Pushca had her injections and vet suggested cleaning her teeth to save on any problems in the future. I had my usual panic attack as another trauma for her but she loves it!
I think it's the chicken flavoured toothpaste. We need to buy the toothbrush any tips please?
Anyone else had a positive teeth cleaning experience?


----------



## tessybear (May 1, 2011)

Mine have 2 toothbrushes a long one and a weird short one that you put your finger inside. They love the chicken toothpaste but aren't over keen on the brushing.

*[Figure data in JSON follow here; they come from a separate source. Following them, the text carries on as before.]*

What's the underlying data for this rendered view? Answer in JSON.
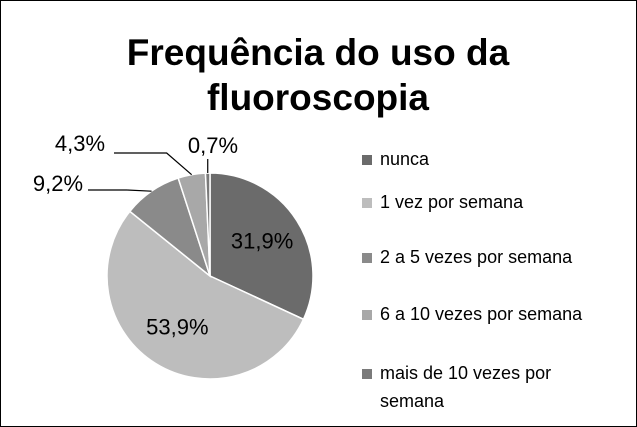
{
  "chart_data": {
    "type": "pie",
    "title": "Frequência do uso da fluoroscopia",
    "categories": [
      "nunca",
      "1 vez por semana",
      "2 a 5 vezes por semana",
      "6 a 10 vezes por semana",
      "mais de 10 vezes por semana"
    ],
    "values": [
      31.9,
      53.9,
      9.2,
      4.3,
      0.7
    ],
    "value_labels": [
      "31,9%",
      "53,9%",
      "9,2%",
      "4,3%",
      "0,7%"
    ],
    "colors": [
      "#6b6b6b",
      "#bdbdbd",
      "#8a8a8a",
      "#a8a8a8",
      "#7a7a7a"
    ],
    "legend": "right"
  }
}
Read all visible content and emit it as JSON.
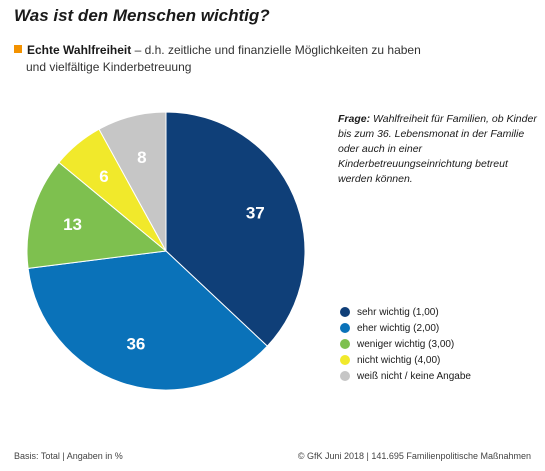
{
  "header": {
    "title": "Was ist den Menschen wichtig?",
    "topic": "Echte Wahlfreiheit",
    "topic_rest": "– d.h. zeitliche und finanzielle Möglichkeiten zu haben",
    "topic_line2": "und vielfältige Kinderbetreuung",
    "marker_color": "#f39200"
  },
  "question": {
    "label": "Frage:",
    "text": "Wahlfreiheit für Familien, ob Kinder bis zum 36. Lebensmonat in der Familie oder auch in einer Kinderbetreuungseinrichtung betreut werden können."
  },
  "chart_data": {
    "type": "pie",
    "start": "12 o'clock, clockwise",
    "labels": [
      "sehr wichtig (1,00)",
      "eher wichtig (2,00)",
      "weniger wichtig (3,00)",
      "nicht wichtig (4,00)",
      "weiß nicht / keine Angabe"
    ],
    "values": [
      37,
      36,
      13,
      6,
      8
    ],
    "colors": [
      "#0f3f78",
      "#0a72b9",
      "#7ec04f",
      "#f1e92b",
      "#c6c6c6"
    ],
    "label_colors": [
      "#ffffff",
      "#ffffff",
      "#ffffff",
      "#ffffff",
      "#ffffff"
    ],
    "legend_position": "right"
  },
  "footer": {
    "basis": "Basis: Total | Angaben in %",
    "source": "© GfK Juni 2018 | 141.695 Familienpolitische Maßnahmen"
  }
}
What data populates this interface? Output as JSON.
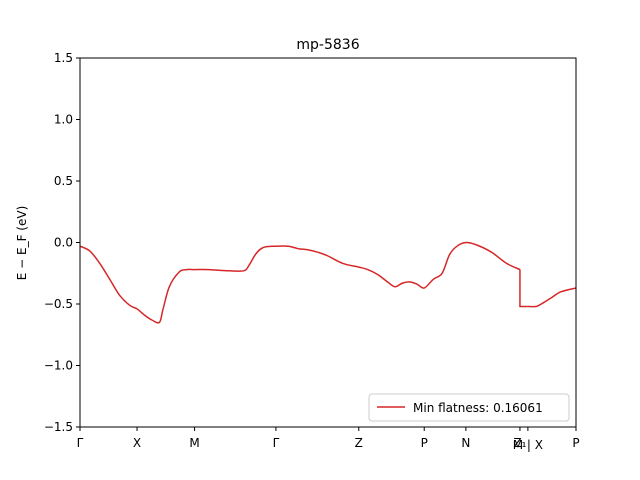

My friends resue cat has just had a general anesthetic to remove severe plaque from its teeth so that inspires me to keep on trying with the brushing by I don't find it easy and I often forget !


----------



## ali-s.j. (Jun 6, 2011)

Phoebe, my cocker has just had her teeth done under General Anaesthetic too, and some extractions 
I am hoping that the plaque off works, as tooth brushing daily is not likely to happen with my 2 dogs and cat!
I do give the dogs bones too, which helps


----------



## wilfiboy (Sep 18, 2010)

I've seen a product that Tropiclens do, I think you apply it to the teeth more a prevention....I've been tempted, has anyone used it ??


----------